Figure 7. Scatter diagrams of actual and predicted values for biochemical methane potential.

R_{p}^{2}

: coefficient of determination for validation set, RMSEP: root mean square error for validation set, rRMSEP: relative root mean square error for validation set.

3.4. Discussion of the Description Results

For the CSI selection algorithms, the modeling performances of their selected wavelengths was ranked as GSA-iPLS > BiPLS > SiPLS. The reasons are as follows: Firstly, SiPLS searches two to four fixed number spectral intervals to obtain the key wavelengths, and it has a good advantage for the concentrated distribution of CWs [23]. Secondly, BiPLS eliminates the intervals one by one, and selects the combination intervals with the lowest RMSECV as the CSI. Compared with SiPLS, BiPLS is more suitable for solving the problem that CWs are widely distributed in the spectral region [25]. Thirdly, GSA-iPLS combines the partition strategy of iPLS with the search capability of GSA, and constructs the initial chromosome through the random combination of intervals [50]. Combining RMSECV with the temperature parameter to design the fitness function, GSA-iPLS completed the CSI selection through evolutionary operations. GSA-iPLS has greater random search capability and higher performance of wavelengths selection than SiPLS and BiPLS [51]. Finally, many degradable organic compounds (especially carbohydrates, lipids and crude proteins) in co-AD feedstocks have important effects on their methanogenic ability, and their corresponding groups are widely distributed throughout the spectral space [40]. Therefore, the predicted precision of the model constructed using CWs selected by GSA-iPLS outperformed models based on SiPLS and BiPLS.

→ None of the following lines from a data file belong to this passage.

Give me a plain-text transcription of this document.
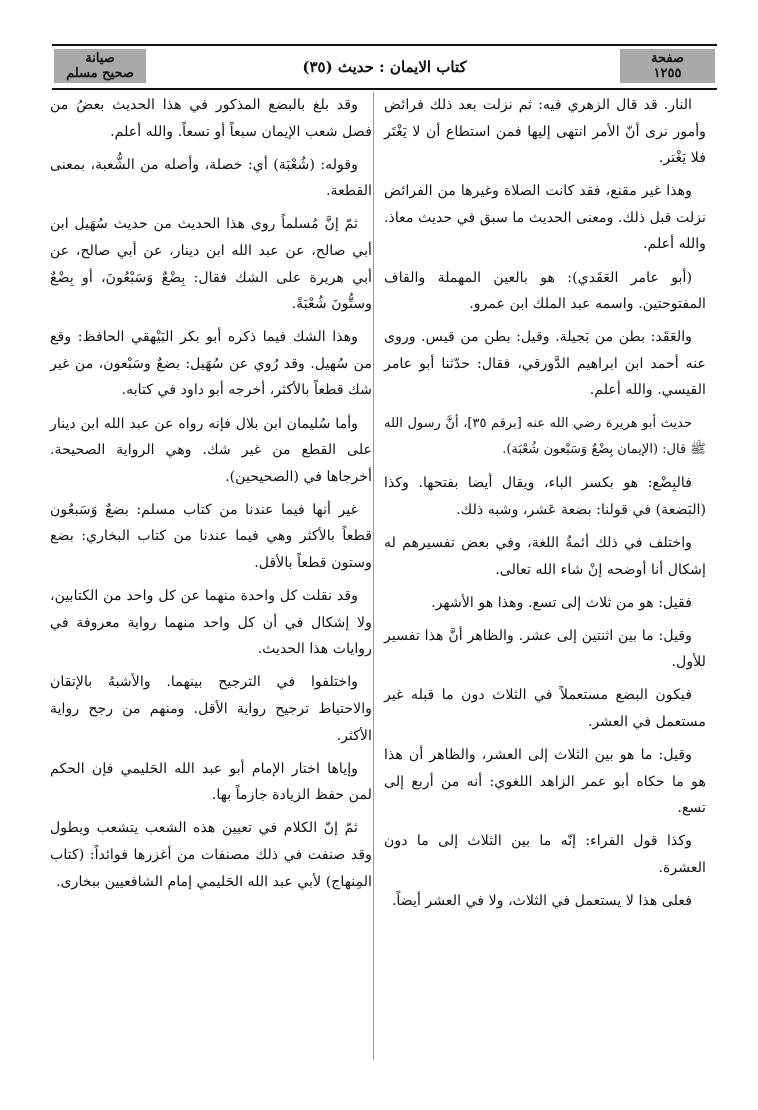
صفحة
١٢٥٥
كتاب الايمان : حديث (٣٥)
صيانة
صحيح مسلم

النار. قد قال الزهري فيه: ثم نزلت بعد ذلك فرائض وأمور نرى أنّ الأمر انتهى إليها فمن استطاع أن لا يَغْتَر فلا يَغْتر.

وهذا غير مقنع، فقد كانت الصلاة وغيرها من الفرائض نزلت قبل ذلك. ومعنى الحديث ما سبق في حديث معاذ. والله أعلم.

(أبو عامر العَقَدي): هو بالعين المهملة والقاف المفتوحتين. واسمه عبد الملك ابن عمرو.

والعَقَد: بطن من بَجيلة. وقيل: بطن من قيس. وروى عنه أحمد ابن ابراهيم الدَّورقي، فقال: حدّثنا أبو عامر القيسي. والله أعلم.

حديث أبو هريرة رضي الله عنه [برقم ٣٥]، أنَّ رسول الله ﷺ قال: (الإيمان بِضْعٌ وَسَبْعون شُعْبَة).

فالبِضْع: هو بكسر الباء، ويقال أيضا بفتحها. وكذا (البَضعة) في قولنا: بضعة عَشر، وشبه ذلك.

واختلف في ذلك أئمةُ اللغة، وفي بعض تفسيرهم له إشكال أنا أوضحه إنْ شاء الله تعالى.

فقيل: هو من ثلاث إلى تسع. وهذا هو الأشهر.

وقيل: ما بين اثنتين إلى عشر. والظاهر أنَّ هذا تفسير للأول.

فيكون البضع مستعملاً في الثلاث دون ما قبله غير مستعمل في العشر.

وقيل: ما هو بين الثلاث إلى العشر، والظاهر أن هذا هو ما حكاه أبو عمر الزاهد اللغوي: أنه من أربع إلى تسع.

وكذا قول الفراء: إنّه ما بين الثلاث إلى ما دون العشرة.

فعلى هذا لا يستعمل في الثلاث، ولا في العشر أيضاً.

وقد بلغ بالبضع المذكور في هذا الحديث بعضُ من فصل شعب الإيمان سبعاً أو تسعاً. والله أعلم.

وقوله: (شُعْبَة) أي: خصلة، وأصله من الشُّعبة، بمعنى القطعة.

ثمّ إنَّ مُسلماً روى هذا الحديث من حديث سُهَيل ابن أبي صالح، عن عبد الله ابن دينار، عن أبي صالح، عن أبي هريرة على الشك فقال: بِضْعٌ وَسَبْعُونَ، أو بِضْعٌ وستُّونَ شُعْبَةً.

وهذا الشك فيما ذكره أبو بكر البَيْهقي الحافظ: وقع من سُهيل. وقد رُوي عن سُهَيل: بضعٌ وسَبْعون، من غير شك قطعاً بالأكثر، أخرجه أبو داود في كتابه.

وأما سُليمان ابن بلال فإنه رواه عن عبد الله ابن دينار على القطع من غير شك. وهي الرواية الصحيحة. أخرجاها في (الصحيحين).

غير أنها فيما عندنا من كتاب مسلم: بضعٌ وَسَبعُون قطعاً بالأكثر وهي فيما عندنا من كتاب البخاري: بضع وستون قطعاً بالأقل.

وقد نقلت كل واحدة منهما عن كل واحد من الكتابين، ولا إشكال في أن كل واحد منهما رواية معروفة في روايات هذا الحديث.

واختلفوا في الترجيح بينهما. والأشبهُ بالإتقان والاحتياط ترجيح رواية الأقل. ومنهم من رجح رواية الأكثر.

وإياها اختار الإمام أبو عبد الله الحَليمي فإن الحكم لمن حفظ الزيادة جازماً بها.

ثمّ إنّ الكلام في تعيين هذه الشعب يتشعب ويطول وقد صنفت في ذلك مصنفات من أغزرها فوائداً: (كتاب المِنهاج) لأبي عبد الله الحَليمي إمام الشافعيين ببخارى.
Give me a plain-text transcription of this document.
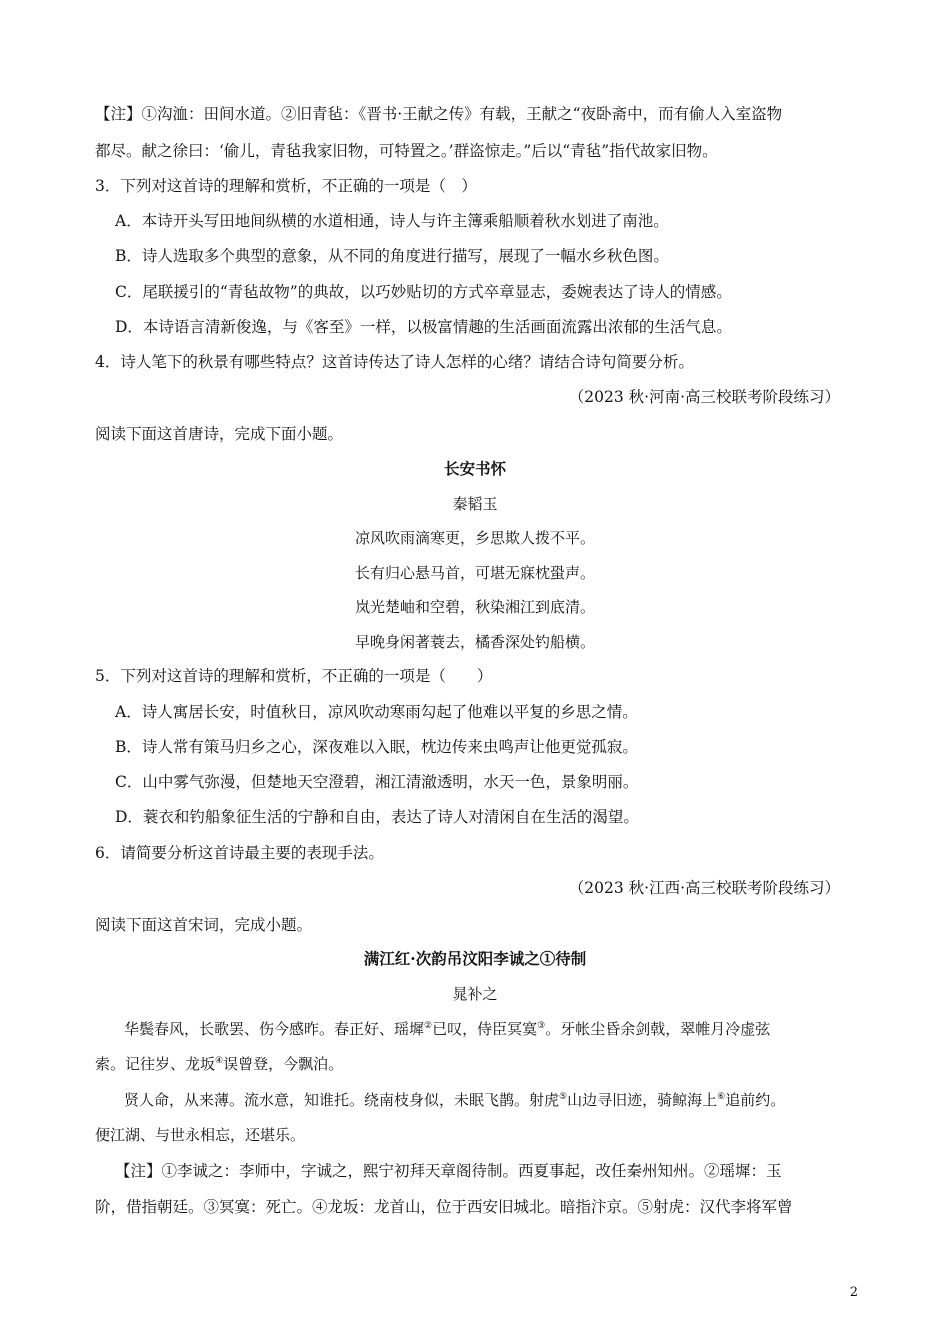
【注】①沟洫：田间水道。②旧青毡：《晋书·王献之传》有载，王献之“夜卧斋中，而有偷人入室盗物
都尽。献之徐曰：‘偷儿，青毡我家旧物，可特置之。’群盗惊走。”后以“青毡”指代故家旧物。
3．下列对这首诗的理解和赏析，不正确的一项是（　）
A．本诗开头写田地间纵横的水道相通，诗人与许主簿乘船顺着秋水划进了南池。
B．诗人选取多个典型的意象，从不同的角度进行描写，展现了一幅水乡秋色图。
C．尾联援引的“青毡故物”的典故，以巧妙贴切的方式卒章显志，委婉表达了诗人的情感。
D．本诗语言清新俊逸，与《客至》一样，以极富情趣的生活画面流露出浓郁的生活气息。
4．诗人笔下的秋景有哪些特点？这首诗传达了诗人怎样的心绪？请结合诗句简要分析。
（2023 秋·河南·高三校联考阶段练习）
阅读下面这首唐诗，完成下面小题。
长安书怀
秦韬玉
凉风吹雨滴寒更，乡思欺人拨不平。
长有归心悬马首，可堪无寐枕蛩声。
岚光楚岫和空碧，秋染湘江到底清。
早晚身闲著蓑去，橘香深处钓船横。
5．下列对这首诗的理解和赏析，不正确的一项是（　　）
A．诗人寓居长安，时值秋日，凉风吹动寒雨勾起了他难以平复的乡思之情。
B．诗人常有策马归乡之心，深夜难以入眠，枕边传来虫鸣声让他更觉孤寂。
C．山中雾气弥漫，但楚地天空澄碧，湘江清澈透明，水天一色，景象明丽。
D．蓑衣和钓船象征生活的宁静和自由，表达了诗人对清闲自在生活的渴望。
6．请简要分析这首诗最主要的表现手法。
（2023 秋·江西·高三校联考阶段练习）
阅读下面这首宋词，完成小题。
满江红·次韵吊汶阳李诚之①待制
晁补之
华鬓春风，长歌罢、伤今感昨。春正好、瑶墀②已叹，侍臣冥寞③。牙帐尘昏余剑戟，翠帷月冷虚弦
索。记往岁、龙坂④误曾登，今飘泊。
贤人命，从来薄。流水意，知谁托。绕南枝身似，未眠飞鹊。射虎⑤山边寻旧迹，骑鲸海上⑥追前约。
便江湖、与世永相忘，还堪乐。
【注】①李诚之：李师中，字诚之，熙宁初拜天章阁待制。西夏事起，改任秦州知州。②瑶墀：玉
阶，借指朝廷。③冥寞：死亡。④龙坂：龙首山，位于西安旧城北。暗指汴京。⑤射虎：汉代李将军曾
2
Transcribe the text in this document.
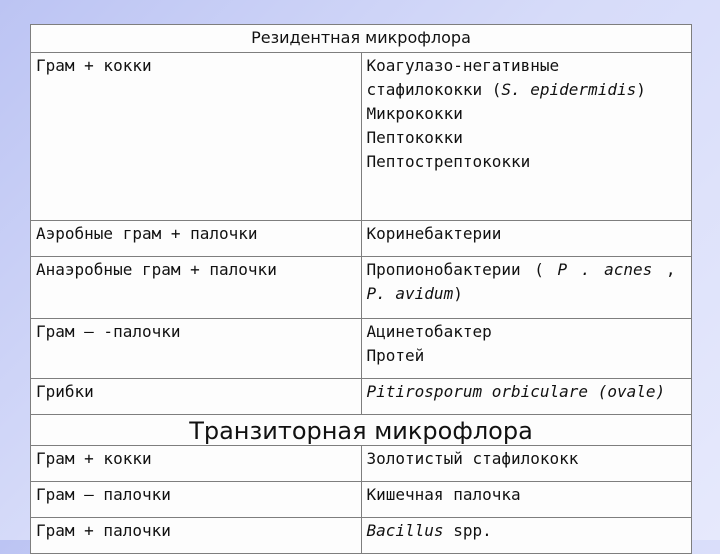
Резидентная микрофлора	
Грам + кокки	Коагулазо-негативные
стафилококки (S. epidermidis)
Микрококки
Пептококки
Пептострептококки

Аэробные грам + палочки	Коринебактерии

Анаэробные грам + палочки	Пропионобактерии ( P . acnes ,
P. avidum)

Грам – -палочки	Ацинетобактер
Протей

Грибки	Pitirosporum orbiculare (ovale)

Транзиторная микрофлора	
Грам + кокки	Золотистый стафилококк

Грам – палочки	Кишечная палочка

Грам + палочки	Bacillus spp.
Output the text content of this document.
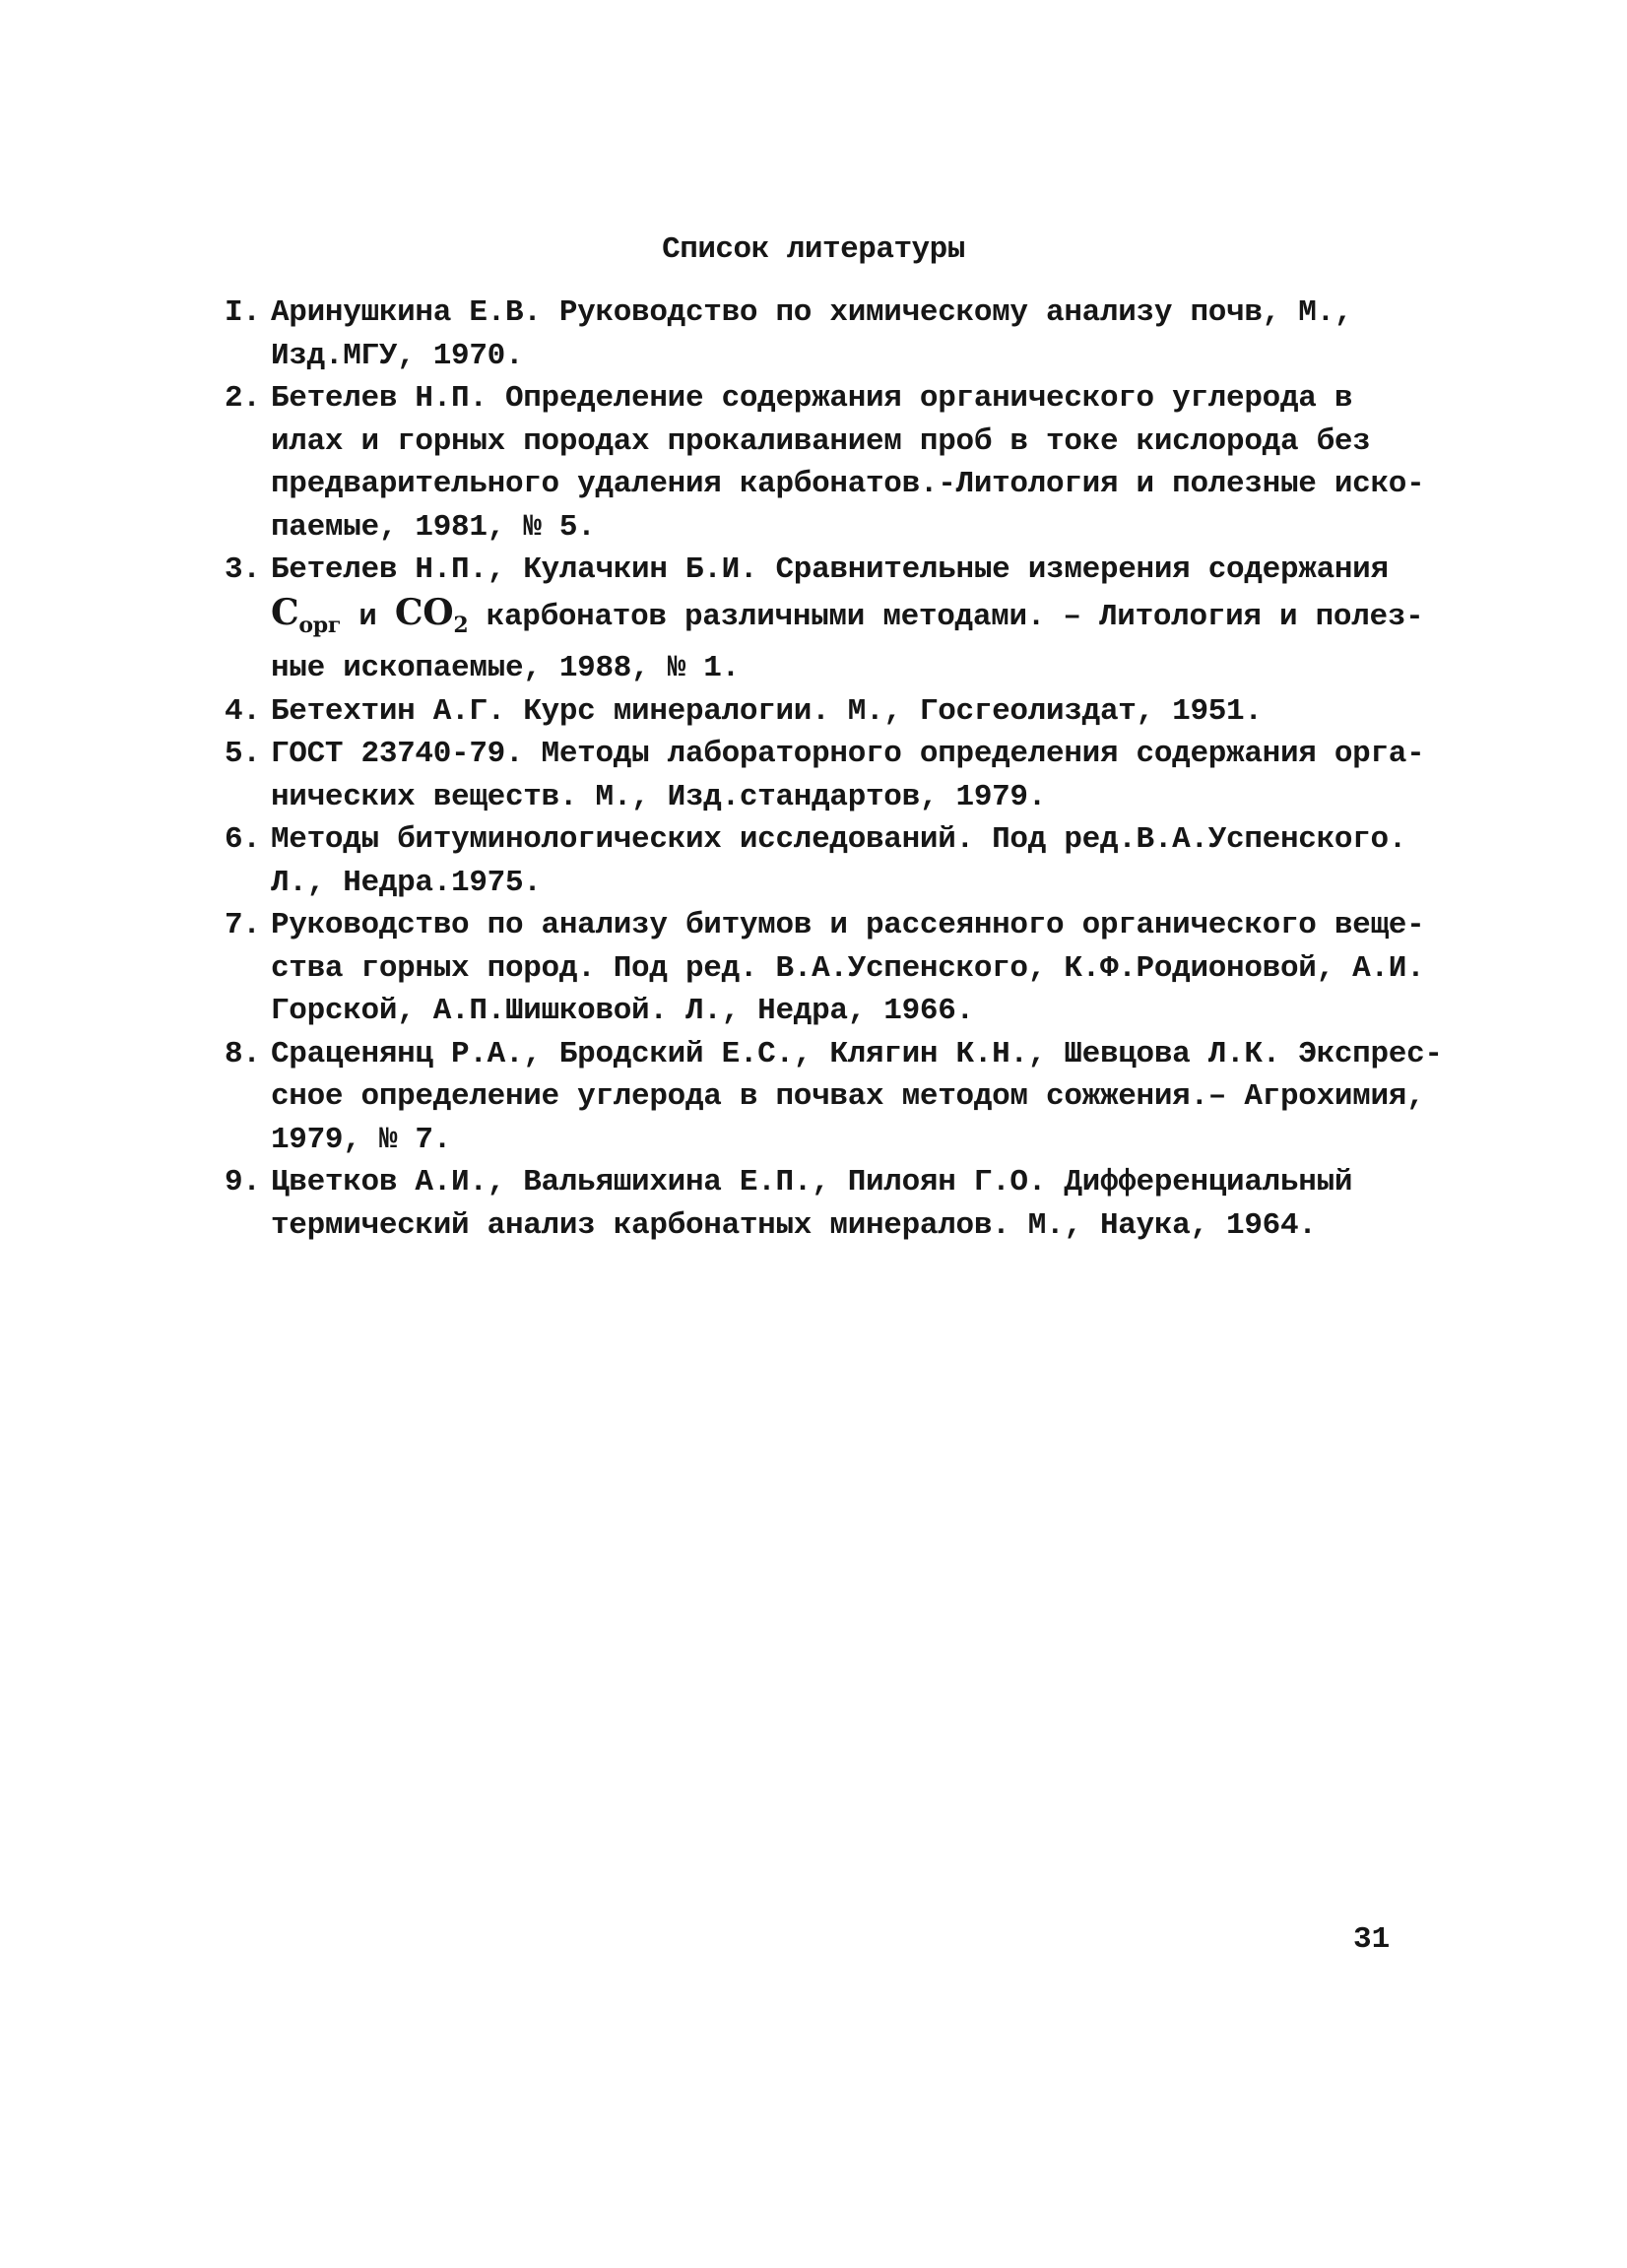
Список литературы
I. Аринушкина Е.В. Руководство по химическому анализу почв, М.,
Изд.МГУ, 1970.
2. Бетелев Н.П. Определение содержания органического углерода в
илах и горных породах прокаливанием проб в токе кислорода без
предварительного удаления карбонатов.-Литология и полезные иско-
паемые, 1981, № 5.
3. Бетелев Н.П., Кулачкин Б.И. Сравнительные измерения содержания
$C_{орг}$ и $CO_2$ карбонатов различными методами. – Литология и полез-
ные ископаемые, 1988, № 1.
4. Бетехтин А.Г. Курс минералогии. М., Госгеолиздат, 1951.
5. ГОСТ 23740-79. Методы лабораторного определения содержания орга-
нических веществ. М., Изд.стандартов, 1979.
6. Методы битуминологических исследований. Под ред.В.А.Успенского.
Л., Недра.1975.
7. Руководство по анализу битумов и рассеянного органического веще-
ства горных пород. Под ред. В.А.Успенского, К.Ф.Родионовой, А.И.
Горской, А.П.Шишковой. Л., Недра, 1966.
8. Сраценянц Р.А., Бродский Е.С., Клягин К.Н., Шевцова Л.К. Экспрес-
сное определение углерода в почвах методом сожжения.– Агрохимия,
1979, № 7.
9. Цветков А.И., Вальяшихина Е.П., Пилоян Г.О. Дифференциальный
термический анализ карбонатных минералов. М., Наука, 1964.
31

Compared with the SiPLS, BiPLS and GSA-iPLS, CARS has a better modeling performance. It not only shows the high efficiency of CARS CWs selection, but also shows that the uninformative redundant wavelengths in CSI selected by SiPLS, BiPLS and GA-iPLS seriously affect the modeling performance [32]. It is necessary to use other algorithms to further eliminate the uninformative variables in CSI [45]. SiPLS-GSA, BiPLS-GSA and DGSA-PLS used GSA to select CWs from the preliminary results of SiPLS, BiPLS and GSA-iPLS, respectively. They can effectively eliminate the redundant wavelength variables in CSI selected by SiPLS, BiPLS and GSA-iPLS, thereby further improving the predicted performance of the regression model [31]. The main reason for this is that GSA can select the key wavelengths with high correlation to BMP, eliminate the variables with weak correlation and improve the regression accuracy of the model by selecting RMSECV as the target function [25]. Based on the powerful random search ability, GSA not only eliminates the weak correlation variables, but also solves the collinearity problem among wavelengths [24].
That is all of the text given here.